Sometimes, what an individual needs during low points of their mental health is support from their community. Unfortunately, for too many South Asians for which this was not the case. In order to combat the intergenerational stigma of mental health among the South Asian community, a community-level understanding that mental health is health is needed.
A clinical model that addresses cultural barriers toward seeking care is vital. For example, immigrants that speak different languages may require translators. This in turn can increase clinical distrust between an individual and their therapist. There are over 200,000 South Asians living in the San Francisco Bay Area. Yet rarely have counselors that look like them and understand the cultural values.

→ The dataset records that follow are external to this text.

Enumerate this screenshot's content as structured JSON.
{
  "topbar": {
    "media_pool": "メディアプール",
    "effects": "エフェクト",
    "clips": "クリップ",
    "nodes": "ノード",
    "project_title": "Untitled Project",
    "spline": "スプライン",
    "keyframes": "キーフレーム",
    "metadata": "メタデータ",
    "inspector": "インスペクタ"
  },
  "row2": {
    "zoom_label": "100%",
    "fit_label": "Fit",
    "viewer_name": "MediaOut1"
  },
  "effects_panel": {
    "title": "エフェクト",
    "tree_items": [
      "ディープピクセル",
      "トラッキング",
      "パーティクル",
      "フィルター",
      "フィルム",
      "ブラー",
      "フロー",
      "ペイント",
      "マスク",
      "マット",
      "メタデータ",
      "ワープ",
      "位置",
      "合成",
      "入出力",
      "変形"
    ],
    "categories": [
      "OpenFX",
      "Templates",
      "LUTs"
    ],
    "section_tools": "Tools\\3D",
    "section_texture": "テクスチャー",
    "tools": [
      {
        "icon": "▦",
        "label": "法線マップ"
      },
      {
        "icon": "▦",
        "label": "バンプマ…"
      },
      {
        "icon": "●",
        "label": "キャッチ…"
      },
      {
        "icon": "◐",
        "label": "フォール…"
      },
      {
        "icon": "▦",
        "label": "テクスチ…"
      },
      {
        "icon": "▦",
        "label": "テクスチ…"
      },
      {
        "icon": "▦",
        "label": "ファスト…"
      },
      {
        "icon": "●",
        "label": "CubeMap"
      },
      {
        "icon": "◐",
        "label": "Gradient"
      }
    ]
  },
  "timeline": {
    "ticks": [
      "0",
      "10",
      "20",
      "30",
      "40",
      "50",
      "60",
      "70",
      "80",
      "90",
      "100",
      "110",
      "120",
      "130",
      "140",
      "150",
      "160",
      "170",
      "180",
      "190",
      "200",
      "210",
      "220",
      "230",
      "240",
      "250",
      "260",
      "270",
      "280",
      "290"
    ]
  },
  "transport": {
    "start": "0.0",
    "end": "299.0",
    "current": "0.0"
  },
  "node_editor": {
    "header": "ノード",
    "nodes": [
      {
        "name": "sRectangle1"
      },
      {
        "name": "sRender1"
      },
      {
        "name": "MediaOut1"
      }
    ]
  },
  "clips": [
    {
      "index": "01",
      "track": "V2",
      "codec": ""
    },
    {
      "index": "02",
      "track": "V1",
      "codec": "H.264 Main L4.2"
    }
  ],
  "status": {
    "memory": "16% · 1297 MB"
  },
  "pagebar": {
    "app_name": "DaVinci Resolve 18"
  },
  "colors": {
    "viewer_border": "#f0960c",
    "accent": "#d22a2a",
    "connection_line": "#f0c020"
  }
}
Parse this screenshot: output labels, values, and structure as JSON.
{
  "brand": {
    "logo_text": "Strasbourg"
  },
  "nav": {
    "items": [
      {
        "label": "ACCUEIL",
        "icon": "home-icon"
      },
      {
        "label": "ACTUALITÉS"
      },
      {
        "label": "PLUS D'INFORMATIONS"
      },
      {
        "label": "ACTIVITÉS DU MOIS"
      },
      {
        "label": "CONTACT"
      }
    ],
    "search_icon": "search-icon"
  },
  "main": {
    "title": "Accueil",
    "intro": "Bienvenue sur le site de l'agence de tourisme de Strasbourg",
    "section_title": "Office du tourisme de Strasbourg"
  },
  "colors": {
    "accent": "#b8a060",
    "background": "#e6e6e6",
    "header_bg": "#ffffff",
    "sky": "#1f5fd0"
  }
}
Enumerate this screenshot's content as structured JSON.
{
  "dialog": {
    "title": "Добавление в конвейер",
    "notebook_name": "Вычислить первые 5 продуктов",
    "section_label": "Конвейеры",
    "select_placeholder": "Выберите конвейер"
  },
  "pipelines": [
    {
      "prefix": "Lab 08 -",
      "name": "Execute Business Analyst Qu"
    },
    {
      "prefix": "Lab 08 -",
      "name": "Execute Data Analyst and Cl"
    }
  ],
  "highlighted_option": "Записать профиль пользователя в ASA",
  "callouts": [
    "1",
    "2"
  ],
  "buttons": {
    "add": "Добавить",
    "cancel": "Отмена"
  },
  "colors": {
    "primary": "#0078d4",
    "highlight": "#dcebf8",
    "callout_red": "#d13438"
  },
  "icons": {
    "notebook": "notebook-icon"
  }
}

We need to elevate culturally-sensitive resources and create spaces dedicated toward South Asian populations in the United States. This includes recognizing the impact of identity on mental health outcomes; an example of this is the LGBTQ community. South Asian LGBTQ-identifying individuals are at a statistically higher risk of suicide not just due to their sexuality, but also because of stigma attached to mental health in our community.
Change needs to happen via dialogue, so it’s time to start. Talk with your families regarding mental illness. Support their decisions regarding their mental health. As a community, come together to help de-stigmatize mental health.